Bentrok Petani Vs Aparat di Lombok Tengah Kembali Terjadi
Kamis, 22 Jun 2006 01:54 WIB
Lombok -
Bentrokan antara aparat dan petani di Lombok Tengah, Nusa Tenggara Barat (NTB) kembali terjadi. Seorang petani dikabarkan terluka akibat tembakan aparat kepolisian."Dalam kejadian ini satu orang petani akhirnya ditangkap, dipukuli, dan ditembak di tempat hingga pingsan, kaki kanannya mengeluarkan darah," ungkap Henry Saragih, Sekretaris Jenderal Federasi Serikat Petani Indonesia (FSPI), dalam siaran pers yang diterima detikcom, Kamis (22/6/2006).Bentrokan tersebut terjadi pada Rabu 21 Juni 2006 pukul 08.30 pagi WITA, saat aparat Pemda Lombok Tengah datang ke desa Tanak Awu.
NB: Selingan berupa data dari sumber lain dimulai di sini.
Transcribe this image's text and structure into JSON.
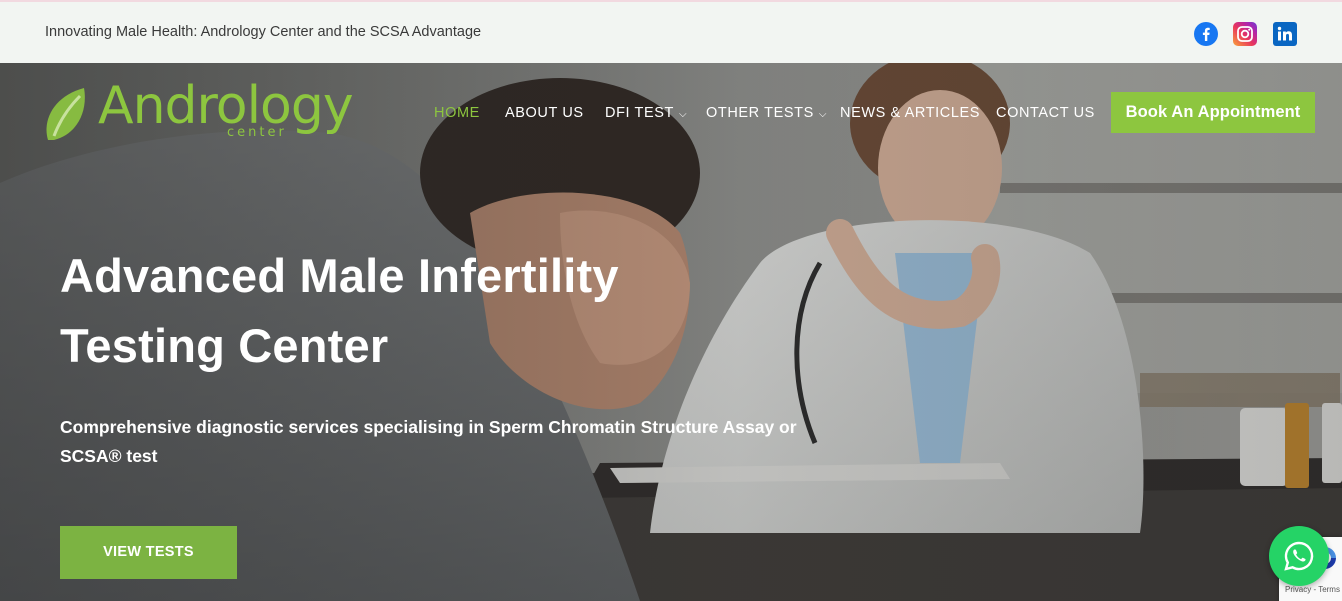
{
  "topbar": {
    "tagline": "Innovating Male Health: Andrology Center and the SCSA Advantage",
    "social": [
      {
        "name": "facebook-icon",
        "color": "#1877f2"
      },
      {
        "name": "instagram-icon",
        "color": "#e8355d"
      },
      {
        "name": "linkedin-icon",
        "color": "#0a66c2"
      }
    ]
  },
  "logo": {
    "word": "Andrology",
    "sub": "center"
  },
  "nav": {
    "items": [
      {
        "label": "HOME",
        "active": true
      },
      {
        "label": "ABOUT US"
      },
      {
        "label": "DFI TEST",
        "dropdown": true
      },
      {
        "label": "OTHER TESTS",
        "dropdown": true
      },
      {
        "label": "NEWS & ARTICLES"
      },
      {
        "label": "CONTACT US"
      }
    ],
    "cta": "Book An Appointment",
    "dropdown_glyph": "⌵"
  },
  "hero": {
    "title_line1": "Advanced Male Infertility",
    "title_line2": "Testing Center",
    "subtitle_line1": "Comprehensive diagnostic services specialising in Sperm Chromatin Structure Assay or",
    "subtitle_line2": "SCSA® test",
    "button": "VIEW TESTS"
  },
  "widgets": {
    "chat_icon": "whatsapp-icon",
    "recaptcha_text": "Privacy - Terms"
  },
  "colors": {
    "accent": "#8dc63f",
    "button": "#7cb342",
    "topbar_bg": "#f2f5f2",
    "whatsapp": "#25d366"
  }
}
Mereka melakukan pengukuran dan pematokan di atas tanah pertanian sengketa antara petani Tanak Awu dengan PT. Angkasa Pura II.Kedatangan aparat Pemda dikawal oleh kurang lebih 10 truk pasukan Brimob dan ratusan pasukan perintis kepolisian.Dalam barisan pengawal Pemda juga terdapat 50 orang preman Pamswakarsa. Di lokasi kejadian terlihat juga sebuah helikopter, 1 unit panser dan 1 unit water canon. Melalui helikopter polisi terdengar seruan yang ditengarai warga sebagai Kapolda NTB."Dia mengumumkan agar masyarakat tidak menghalang-halangi tim pengukuran lahan. Helikopter sempat dua kali mendarat di tengah lahan pertanian," tuturnya.Sebelumnya, pihak pemerintah daerah dan PT Angkasa Pura II berencana membanguan bandara di atas tanah seluas kurang lebih 800 hektar yang meliputi Desa Tanak Awu. Namun dalam prosesnya, terjadi ketidaksepakatan antara warga dan pemerintah. Selama ini pemerintah mencoba mengusir warga yang tetap bertahan sejak tahun 1997.Henry juga menyatakan, para petani Tanak Awu telah lama mengalami tindakan teror dan intimidasi dari berbagai pihak. Puncaknya terjadi pada tanggal 18 September 2005, saat polisi setempat membubarkan secara paksa Rapat Umum Petani yang akan diselenggarakan di Tanak Awu.Dalam peristiwa tersebut aparat kepolisian menembaki petani, yang mengakibatkan 27 orang terkena luka tembak dan 6 lainnya terkena luka pukul.Dia juga menilai pemerintah menggunakan cara-cara orde baru untuk mengintimidasi warga yang enggan menyerahkan tanahnya. Pemerintah menangkapi para pimpinan petani agar warga Tanak Awu mau melepaskan tanah pertaniannya."Pemerintah juga selalu mengawasi setiap rapat-rapat yang diadakan petani. Bahkan rapat umum petani yang dilakukan bulan September tahun lalu dibubarkan secara brutal," tuturnya menyesalkan.